Martha huffed, and they both laughed as she reddened. Then she laughed too, and they began to make their own plans.

The Alabaster Jar

Late that night, Mary was still awake, her oil lamp flickering as its wick burned low. She prayed as she contemplated her dowry, a jar made of alabaster, its amber translucence glowing against her dark hands. Their father, soon after she was born, had settled its price with a merchant from far off India, a pound of spikenard, precious and costly. Her father would have brought this jar to the signing of the Ketubah, the nuptial agreement between their family and the family of her intended. Had her father lived. Had her intended lived.

Almighty God, King of the Universe, Creator of the naladam. She had said the word many times, as her father had taught her, for it was Adonai who had created the purple flower from which this precious oil came. I praise you for this oil. She looked down, again, at the round and heavy bottle, its smooth sides veined in dark umber, its ornately carved stopper sealed with the mark of the perfumer.
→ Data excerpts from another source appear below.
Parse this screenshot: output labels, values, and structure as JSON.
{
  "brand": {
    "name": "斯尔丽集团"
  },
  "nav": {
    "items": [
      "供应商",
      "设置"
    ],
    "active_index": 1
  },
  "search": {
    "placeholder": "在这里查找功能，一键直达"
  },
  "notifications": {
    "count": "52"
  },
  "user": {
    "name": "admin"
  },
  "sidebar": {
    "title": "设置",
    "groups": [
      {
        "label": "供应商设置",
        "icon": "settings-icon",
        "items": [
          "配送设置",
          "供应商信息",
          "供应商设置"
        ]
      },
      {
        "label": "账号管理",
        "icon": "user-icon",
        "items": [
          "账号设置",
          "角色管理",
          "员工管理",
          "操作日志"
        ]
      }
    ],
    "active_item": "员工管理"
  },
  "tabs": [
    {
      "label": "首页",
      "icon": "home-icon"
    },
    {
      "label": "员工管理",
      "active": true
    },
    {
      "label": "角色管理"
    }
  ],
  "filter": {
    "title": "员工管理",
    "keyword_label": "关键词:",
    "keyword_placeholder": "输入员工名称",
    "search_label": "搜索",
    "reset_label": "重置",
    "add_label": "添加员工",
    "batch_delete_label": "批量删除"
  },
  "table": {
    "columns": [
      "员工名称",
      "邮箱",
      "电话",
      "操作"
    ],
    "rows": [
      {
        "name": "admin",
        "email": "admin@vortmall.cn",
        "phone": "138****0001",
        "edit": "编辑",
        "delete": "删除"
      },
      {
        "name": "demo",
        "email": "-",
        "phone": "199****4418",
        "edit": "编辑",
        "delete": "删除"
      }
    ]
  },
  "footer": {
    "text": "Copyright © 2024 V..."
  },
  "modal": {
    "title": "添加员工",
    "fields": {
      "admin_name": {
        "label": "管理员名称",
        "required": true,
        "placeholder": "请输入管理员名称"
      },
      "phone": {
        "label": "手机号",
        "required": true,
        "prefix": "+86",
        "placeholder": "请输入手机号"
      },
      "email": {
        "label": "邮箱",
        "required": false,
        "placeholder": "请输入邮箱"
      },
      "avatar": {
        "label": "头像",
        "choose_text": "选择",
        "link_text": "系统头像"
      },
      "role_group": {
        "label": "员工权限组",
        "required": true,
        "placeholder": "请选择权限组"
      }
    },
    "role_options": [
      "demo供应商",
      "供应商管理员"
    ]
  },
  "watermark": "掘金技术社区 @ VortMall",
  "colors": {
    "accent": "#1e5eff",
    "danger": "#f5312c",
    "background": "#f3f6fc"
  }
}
I know he is your Son, he is Messiah, he is the Savior of the Cosmos. I know you call him to die. Please accept this gift, my life, my future, for his sake.

She carefully placed the jar in the nest of linen cloths that lined its cedar container, closed the lid, and resealed it with her signet. At the banquet, she would break this seal one last time.

[Alabaster Jar | User:oncenawhile, CC BY-SA 3.0, via Wikimedia Commons]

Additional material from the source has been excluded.